Mr. George’s “Hotel Rwanda,” released in 2004, was lauded by critics and Hollywood royalty. At the Los Angeles premiere, Angelina Jolie, Harrison Ford and Matt Damon posed with Mr. Rusesabagina on the red carpet. Amnesty International promoted the film and it won three Academy Award nominations, including best actor for Don Cheadle, who played Mr. Rusesabagina.

“We should be in awe of people like Paul,” Ms. Jolie said.


In April 2005, for the Rwandan premiere, Mr. George flew from the United States to Brussels to rendezvous with Mr. Rusesabagina and his wife for the flight to Kigali. But only she was at the gate. Mr. Rusesabagina declined to board at the last minute.

“He said he didn’t feel safe,” said Mr. George. “He said he had been warned not to come to Kigali.”

In Rwanda, though, Mr. Kagame seemed to appreciate the film. He sat between his wife, Jeannette, and Mr. George for a screening in the InterContinental Hotel ballroom. When the audience cheered during a scene that showed Mr. Kagame’s face, the president chuckled.

A year later, in May 2006, Mr. Kagame invited Mr. Cheadle and his family to the presidential palace in Kigali. While the adults shared a traditional drink of fermented milk, their children played together. About the film, Mr. Kagame “only said that he was grateful for the attention it brought to his country,” Mr. Cheadle recalled.

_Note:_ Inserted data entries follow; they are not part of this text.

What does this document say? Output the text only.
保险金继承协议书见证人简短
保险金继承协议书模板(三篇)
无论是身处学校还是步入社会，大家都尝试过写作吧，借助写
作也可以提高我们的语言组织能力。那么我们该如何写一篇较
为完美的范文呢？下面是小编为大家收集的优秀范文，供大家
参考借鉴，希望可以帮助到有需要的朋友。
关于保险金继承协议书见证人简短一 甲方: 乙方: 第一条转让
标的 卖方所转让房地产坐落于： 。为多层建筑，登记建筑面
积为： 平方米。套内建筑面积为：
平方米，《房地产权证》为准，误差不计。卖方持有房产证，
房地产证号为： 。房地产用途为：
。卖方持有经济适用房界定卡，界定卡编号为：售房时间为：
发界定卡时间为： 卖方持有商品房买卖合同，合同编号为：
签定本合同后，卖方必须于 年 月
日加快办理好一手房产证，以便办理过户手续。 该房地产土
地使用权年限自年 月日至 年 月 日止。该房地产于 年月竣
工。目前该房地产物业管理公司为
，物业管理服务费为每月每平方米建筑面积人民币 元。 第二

But as Mr. Rusesabagina’s profile soared in America, Mr. Kagame’s camp bristled.


After President George W. Bush awarded Mr. Rusesabagina the Presidential Medal of Freedom, the United States’ highest civilian award, in November 2005, the pro-government New Times published a series of articles attacking the hotelier. “A man who sold the soul of the Rwandan Genocide to amass medals” read one article.

Months later, Mr. Kagame delivered his own broadside. Rwanda had no need for “manufactured” heroes “made in Europe or America,” he said.

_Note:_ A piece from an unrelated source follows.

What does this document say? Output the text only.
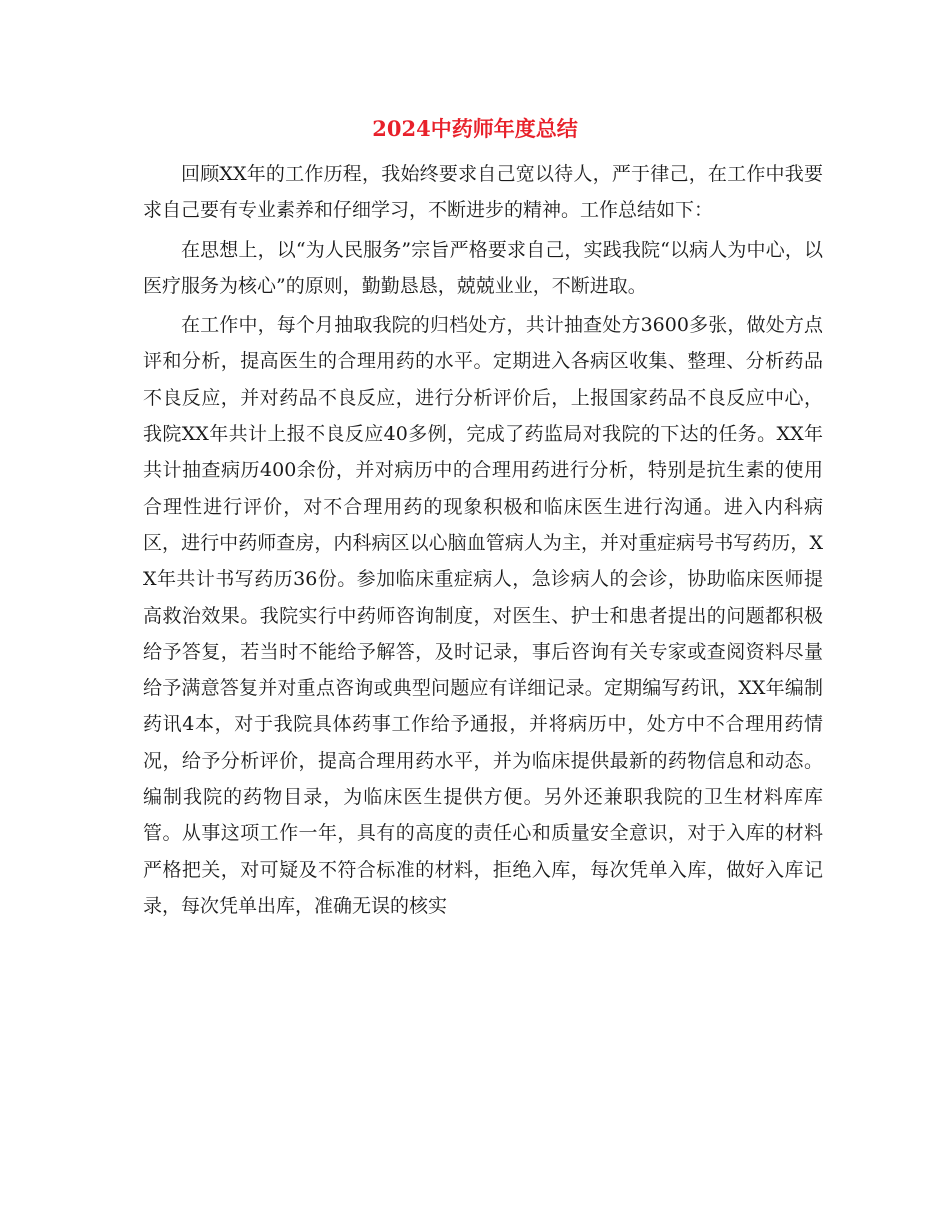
2024中药师年度总结

回顾XX年的工作历程，我始终要求自己宽以待人，严于律己，在工作中我要求自己要有专业素养和仔细学习，不断进步的精神。工作总结如下：

在思想上，以“为人民服务”宗旨严格要求自己，实践我院“以病人为中心，以医疗服务为核心”的原则，勤勤恳恳，兢兢业业，不断进取。

在工作中，每个月抽取我院的归档处方，共计抽查处方3600多张，做处方点评和分析，提高医生的合理用药的水平。定期进入各病区收集、整理、分析药品不良反应，并对药品不良反应，进行分析评价后，上报国家药品不良反应中心，我院XX年共计上报不良反应40多例，完成了药监局对我院的下达的任务。XX年共计抽查病历400余份，并对病历中的合理用药进行分析，特别是抗生素的使用合理性进行评价，对不合理用药的现象积极和临床医生进行沟通。进入内科病区，进行中药师查房，内科病区以心脑血管病人为主，并对重症病号书写药历，XX年共计书写药历36份。参加临床重症病人，急诊病人的会诊，协助临床医师提高救治效果。我院实行中药师咨询制度，对医生、护士和患者提出的问题都积极给予答复，若当时不能给予解答，及时记录，事后咨询有关专家或查阅资料尽量给予满意答复并对重点咨询或典型问题应有详细记录。定期编写药讯，XX年编制药讯4本，对于我院具体药事工作给予通报，并将病历中，处方中不合理用药情况，给予分析评价，提高合理用药水平，并为临床提供最新的药物信息和动态。编制我院的药物目录，为临床医生提供方便。另外还兼职我院的卫生材料库库管。从事这项工作一年，具有的高度的责任心和质量安全意识，对于入库的材料严格把关，对可疑及不符合标准的材料，拒绝入库，每次凭单入库，做好入库记录，每次凭单出库，准确无误的核实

“An Ordinary Man,” Celebrated and Derided

After “Hotel Rwanda,” Mr. Rusesabagina sold his taxi, signed up with a speaking agency, and traveled the world warning of genocide.

Admiring articles likened him to Oskar Schindler, the German businessman who saved 1,100 Jews from the Nazis. He traveled to Africa with a congressional delegation and established a nonprofit, the Hotel Rwanda Rusesabagina Foundation, that accrued $241,242 from 2005 to 2007, according to tax filings.

In 2006, he stood beside George Clooney and the Holocaust survivor Elie Wiesel at a rally in Washington to warn of a new genocide in Darfur, in western Sudan.

“It is another Rwanda,” Mr. Rusesabagina said.


At home, the conflict with Mr. Kagame boiled over.

Mr. Rusesabagina published a memoir, “An Ordinary Man,” that contained sharp criticisms of Mr. Kagame’s Rwanda — “A nation governed by and for the benefit of a small group of elite Tutsis,” he wrote. The few Hutus in power were “known locally as Hutus de service, or ‘Hutus for hire.’”

In June 2007, Mr. Rusesabagina reported Mr. Kagame to an international tribunal on war crimes in Rwanda, for atrocities he said had been committed by Mr. Kagame’s troops during the genocide.

A battle of narratives erupted.

Over six months, the New Times published 21 articles with headlines like “Rusesabagina’s Megalomania Has No Limit.” Survivors from the Mille Collines came forward to accuse Mr. Rusesabagina of exaggerating his role, and even profiting from the genocide. A government official published a book that purported to tell Hotel Rwanda’s “real story.”

Mr. Rusesabagina had some influential backers. In early 2006 Alison Des Forges, a noted scholar on the genocide, conducted a review of “An Ordinary Man” for his publisher, Penguin.

Mr. Rusesabagina’s account was “true to what I have witnessed and experienced in this complicated society,” Ms. Des Forges wrote in a confidential letter seen by The Times.

The Rwandan government intensified its campaign. In 2007, at a forum in Chicago, Rwanda’s ambassador to the United States accused Mr. Rusesabagina of financing rebel groups in eastern Congo.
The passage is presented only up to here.